Download Full Size | PDF

5. CONCLUSIONS

We proposed a DAM structure that enables $>2$-octave-wide dispersion control. The proposed structure is similar to refractive-index apodization in fiber Bragg gratings [35,36]: the DAM structure adiabatically matches the impedance of both the Bragg stacks and low-index material, providing not only high reflectivity with smooth GD in reflection at the Bragg wavelength, but also a broadband AR coating for the longer wavelengths with smooth GD in transmission. Dispersive CDMs based on the DAM structure can thus be designed and fabricated to achieve both beam combination and dispersion compensation with $>2$-octave bandwidth. With the demonstrated CDM and the dispersion-matched scheme, the combined spectrum from different input ports can be optimized. In principle, near-100%-constructive-interfered beam combining over the whole spectrally overlapping region can be achieved; here, $>90\%$ of beam combining efficiency was demonstrated experimentally, taking Fresnel losses of interfaces into account. In chirped-mirror designs, a broadband AR coating as an impedance-matching section is critical to reduce the amplitude of GD ripples induced by the Gires–Tournois effect.

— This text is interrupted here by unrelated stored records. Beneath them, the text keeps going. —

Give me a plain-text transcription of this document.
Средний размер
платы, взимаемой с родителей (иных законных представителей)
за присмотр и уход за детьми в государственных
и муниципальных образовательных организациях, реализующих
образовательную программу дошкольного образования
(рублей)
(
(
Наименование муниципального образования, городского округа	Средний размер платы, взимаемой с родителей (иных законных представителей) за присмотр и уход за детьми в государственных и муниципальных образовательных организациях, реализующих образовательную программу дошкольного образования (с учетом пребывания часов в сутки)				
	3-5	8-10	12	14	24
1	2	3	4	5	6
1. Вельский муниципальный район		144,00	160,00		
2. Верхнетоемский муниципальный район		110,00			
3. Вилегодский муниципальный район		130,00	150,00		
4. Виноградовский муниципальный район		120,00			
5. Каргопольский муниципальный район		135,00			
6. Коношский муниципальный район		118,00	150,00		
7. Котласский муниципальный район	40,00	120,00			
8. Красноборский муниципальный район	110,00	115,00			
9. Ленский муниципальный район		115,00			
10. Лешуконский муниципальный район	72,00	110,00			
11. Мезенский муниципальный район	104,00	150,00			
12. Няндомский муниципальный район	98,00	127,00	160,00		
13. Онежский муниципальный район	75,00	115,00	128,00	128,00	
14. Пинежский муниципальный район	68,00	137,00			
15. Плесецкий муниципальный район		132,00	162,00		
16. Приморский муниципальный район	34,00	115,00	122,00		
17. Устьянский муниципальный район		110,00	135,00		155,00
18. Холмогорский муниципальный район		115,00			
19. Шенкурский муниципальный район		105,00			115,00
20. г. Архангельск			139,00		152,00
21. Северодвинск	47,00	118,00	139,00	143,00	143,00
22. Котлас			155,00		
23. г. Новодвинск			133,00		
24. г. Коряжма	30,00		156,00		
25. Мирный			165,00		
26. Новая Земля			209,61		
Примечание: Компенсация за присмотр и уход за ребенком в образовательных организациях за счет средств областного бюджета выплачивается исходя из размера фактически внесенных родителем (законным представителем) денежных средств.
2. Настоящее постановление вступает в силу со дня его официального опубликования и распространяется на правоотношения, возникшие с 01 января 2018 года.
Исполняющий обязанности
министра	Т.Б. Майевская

As a result, cascades of DAM structures in the front section of a chirped-mirror design for an ultrabroadband DCM pair are demonstrated, resulting in the most broadband chirped mirror designed so far. The designed CDM and DCM pairs are key enabling technology for a $>2$-octave multi-mJ parametric synthesizer supporting 1.9 fs FWHM waveforms without running into $B$-integral problems that destroy the pulse quality. No temporal pulse broadening is found due to the use of CDM and DCM pairs. The results indicate that the proposed designs will pave the way for the development of intense ultrabroadband parametric synthesizers and in general dispersion control of multi-octave-bandwidth coherent optical sources [37].